Fletcher Cox named NFC Defensive Player of the Month

New contract, new scheme, new award. 

Eagles defensive tackle Fletcher Cox has been named the NFC Defensive Player of the Month for September.

Through three games, Cox has fought through many double teams to pick up three sacks, a forced fumble and six quarterback hurries. Cox is coming off his strongest game of the season, against the Steelers, when he had two sacks and a forced fumble. He's nearly a third of the way to his career high in sacks, 9.5, which came in 2015.

This is the first Defensive Player of the Month award for Cox and the first for an Eagle since Connor Barwin took the honor in November 2014.

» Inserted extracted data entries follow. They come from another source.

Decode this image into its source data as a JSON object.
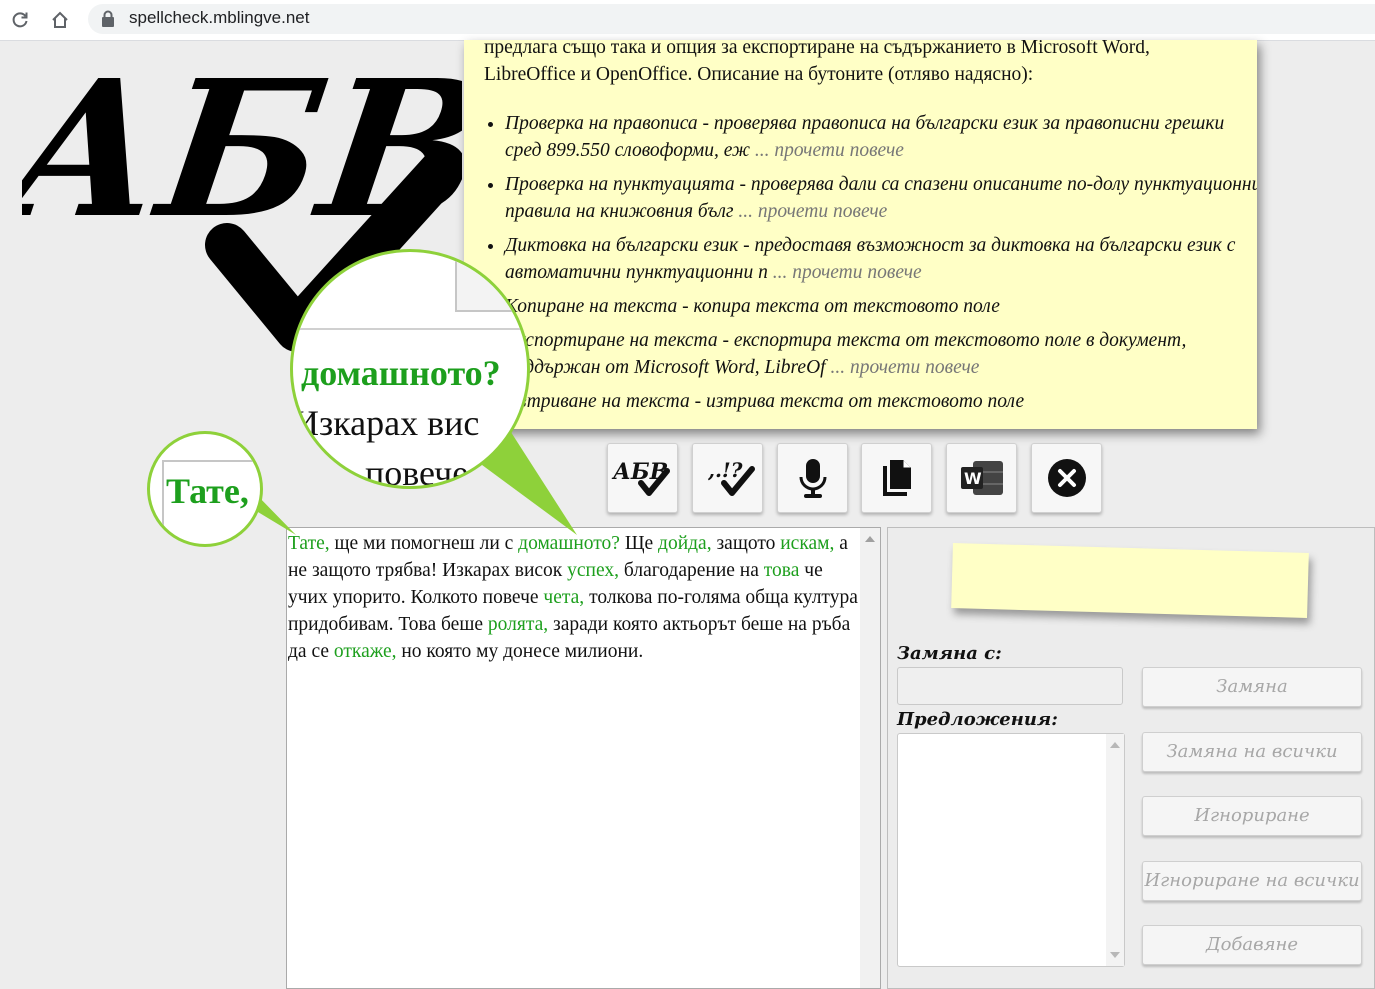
{
  "browser": {
    "url": "spellcheck.mblingve.net"
  },
  "help": {
    "intro_line1": "предлага също така и опция за експортиране на съдържанието в Microsoft Word,",
    "intro_line2": "LibreOffice и OpenOffice. Описание на бутоните (отляво надясно):",
    "items": [
      {
        "text": "Проверка на правописа - проверява правописа на български език за правописни грешки сред 899.550 словоформи, еж",
        "more": "... прочети повече"
      },
      {
        "text": "Проверка на пунктуацията - проверява дали са спазени описаните по-долу пунктуационни правила на книжовния бълг",
        "more": "... прочети повече"
      },
      {
        "text": "Диктовка на български език - предоставя възможност за диктовка на български език с автоматични пунктуационни п",
        "more": "... прочети повече"
      },
      {
        "text": "Копиране на текста - копира текста от текстовото поле",
        "more": ""
      },
      {
        "text": "Експортиране на текста - експортира текста от текстовото поле в документ, поддържан от Microsoft Word, LibreOf",
        "more": "... прочети повече"
      },
      {
        "text": "Изтриване на текста - изтрива текста от текстовото поле",
        "more": ""
      }
    ]
  },
  "toolbar": {
    "buttons": [
      {
        "icon": "spellcheck-icon",
        "label": "АБВ"
      },
      {
        "icon": "punctuation-icon",
        "label": ",.!?"
      },
      {
        "icon": "microphone-icon",
        "label": ""
      },
      {
        "icon": "copy-icon",
        "label": ""
      },
      {
        "icon": "word-export-icon",
        "label": "W"
      },
      {
        "icon": "clear-icon",
        "label": ""
      }
    ]
  },
  "editor": {
    "tokens": [
      {
        "t": "Тате,",
        "g": true
      },
      {
        "t": " ще ми помогнеш ли с ",
        "g": false
      },
      {
        "t": "домашното?",
        "g": true
      },
      {
        "t": " Ще ",
        "g": false
      },
      {
        "t": "дойда,",
        "g": true
      },
      {
        "t": " защото ",
        "g": false
      },
      {
        "t": "искам,",
        "g": true
      },
      {
        "t": " а не защото трябва! Изкарах висок ",
        "g": false
      },
      {
        "t": "успех,",
        "g": true
      },
      {
        "t": " благодарение на ",
        "g": false
      },
      {
        "t": "това",
        "g": true
      },
      {
        "t": " че учих упорито. Колкото повече ",
        "g": false
      },
      {
        "t": "чета,",
        "g": true
      },
      {
        "t": " толкова по-голяма обща култура придобивам. Това беше ",
        "g": false
      },
      {
        "t": "ролята,",
        "g": true
      },
      {
        "t": " заради която актьорът беше на ръба да се ",
        "g": false
      },
      {
        "t": "откаже,",
        "g": true
      },
      {
        "t": " но която му донесе милиони.",
        "g": false
      }
    ]
  },
  "side": {
    "replace_label": "Замяна с:",
    "suggestions_label": "Предложения:",
    "replace_value": "",
    "buttons": {
      "replace": "Замяна",
      "replace_all": "Замяна на всички",
      "ignore": "Игнориране",
      "ignore_all": "Игнориране на всички",
      "add": "Добавяне"
    }
  },
  "magnifiers": {
    "large_line1": "домашното?",
    "large_line2": "Изкарах вис",
    "large_line3": "повече",
    "small_line1": "Тате,"
  },
  "logo": {
    "text": "АБВ"
  },
  "colors": {
    "highlight": "#1d9f1d",
    "note": "#ffffc6",
    "callout": "#8ed13a"
  }
}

Cox, 25, is back in an attack style defense under coordinator Jim Schwartz and he's been extremely disruptive through three games. This offseason, the Eagles' best player signed a six-year extension worth $103 million, with $63 million guaranteed. A month in, Cox looks like he's worth the money.

The Pro Bowl defensive lineman has been a big reason why the Eagles' defense has been so stout and why the team has started the year with a 3-0 record. The Eagles have given up a league-low 27 points through three games and just 20 on defense. They're also tied for third in the league with 10 sacks and have given up just 274.3 yards per game (fourth in the league).